If food preparation and cooking is a barrier for you working this habit into your life schedule, here are a couple tips to make eating the rainbow more manageable:
- Save time cleaning and chopping...take the short cuts! You can buy pre-cut veggies of all shapes, sizes and colors at many grocery stores now.
- Frozen veggies and fruits are sometimes more nutritious than fresh, so don't hesitate to work those into your recipes and meal plans.
- Canned veggies can also be just as or even more nutritious than fresh. For example, lycopene, a carotenoid/phytonutrient found in tomatoes is more abundant in canned tomatoes than in fresh. Canned fruits are often packed in sugar-sweetened syrups so lose some points there.
- Meal prep kits are a convenient way to outsource meal planning and grocery shopping. When I review the recipes of most of these services, I want to add more vegetables to each.

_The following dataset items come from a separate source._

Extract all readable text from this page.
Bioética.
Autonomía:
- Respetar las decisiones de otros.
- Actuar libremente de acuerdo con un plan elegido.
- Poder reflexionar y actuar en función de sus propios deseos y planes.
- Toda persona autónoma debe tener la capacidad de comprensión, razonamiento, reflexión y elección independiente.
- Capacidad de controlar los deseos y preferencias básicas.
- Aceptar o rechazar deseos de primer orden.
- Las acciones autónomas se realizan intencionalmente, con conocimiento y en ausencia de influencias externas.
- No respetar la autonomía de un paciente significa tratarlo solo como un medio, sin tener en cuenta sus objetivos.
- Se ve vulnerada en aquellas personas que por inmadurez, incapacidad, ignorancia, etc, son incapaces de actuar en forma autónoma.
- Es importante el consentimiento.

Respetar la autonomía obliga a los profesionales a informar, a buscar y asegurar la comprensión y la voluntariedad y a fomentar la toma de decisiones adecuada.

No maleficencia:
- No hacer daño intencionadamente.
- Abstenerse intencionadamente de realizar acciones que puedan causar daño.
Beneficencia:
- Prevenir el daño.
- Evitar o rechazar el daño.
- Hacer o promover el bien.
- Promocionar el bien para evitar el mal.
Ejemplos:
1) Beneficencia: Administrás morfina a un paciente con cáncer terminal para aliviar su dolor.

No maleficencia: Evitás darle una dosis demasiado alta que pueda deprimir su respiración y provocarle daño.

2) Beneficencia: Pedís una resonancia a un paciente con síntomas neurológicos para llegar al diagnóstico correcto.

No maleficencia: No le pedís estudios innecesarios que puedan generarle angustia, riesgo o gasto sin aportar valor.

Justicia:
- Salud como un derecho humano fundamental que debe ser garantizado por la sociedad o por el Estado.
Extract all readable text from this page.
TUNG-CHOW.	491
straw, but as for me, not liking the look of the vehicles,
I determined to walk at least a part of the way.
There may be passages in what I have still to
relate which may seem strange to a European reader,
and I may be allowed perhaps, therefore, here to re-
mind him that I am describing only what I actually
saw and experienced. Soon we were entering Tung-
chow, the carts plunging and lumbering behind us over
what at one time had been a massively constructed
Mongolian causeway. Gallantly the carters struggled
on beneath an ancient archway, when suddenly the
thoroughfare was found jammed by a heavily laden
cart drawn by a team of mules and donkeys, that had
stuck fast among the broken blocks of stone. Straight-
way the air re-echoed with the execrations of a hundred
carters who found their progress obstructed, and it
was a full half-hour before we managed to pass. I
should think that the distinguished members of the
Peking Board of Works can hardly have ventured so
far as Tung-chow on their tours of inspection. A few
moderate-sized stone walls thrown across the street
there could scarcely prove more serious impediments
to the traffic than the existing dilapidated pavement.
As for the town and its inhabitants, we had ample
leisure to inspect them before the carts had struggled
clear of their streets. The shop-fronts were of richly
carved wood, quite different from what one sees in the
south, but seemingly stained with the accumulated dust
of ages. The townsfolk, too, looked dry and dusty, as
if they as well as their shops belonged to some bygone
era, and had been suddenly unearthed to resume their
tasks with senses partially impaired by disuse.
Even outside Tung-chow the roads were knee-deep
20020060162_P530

It takes some practice to modify recipes confidently, but start thinking about what veggies you enjoy eating and get comfortable adding them in.
- When in doubt, add a side salad! Keeping it simple by mixing a delicious dressing with mixed greens, arugula or other lettuce makes this accessible to any level of skill in the kitchen.
If you enjoy cooking with a recipe, here are a couple plant-heavy food blogs and cookbooks I recommend for getting inspired and making something delicious to enjoy:
- Abra's Kitchen
- Healthy Happy Shahreen
- Whole You Nutrition
- Asparagus to Zucchini by MACSAC
- Cancer Fighting Kitchen by Rebecca Katz (don't need cancer for this to be a relevant resource!)
- Everyday Ayurveda by Kate O'Donnell (whether or not you align with Ayurvedic principles, the recipes are flavorful, plant-powered and delicious)
Eating the rainbow can be a really fun self-care strategy that brings pleasure to all your senses and wellness to every system in your body. Bring on the color!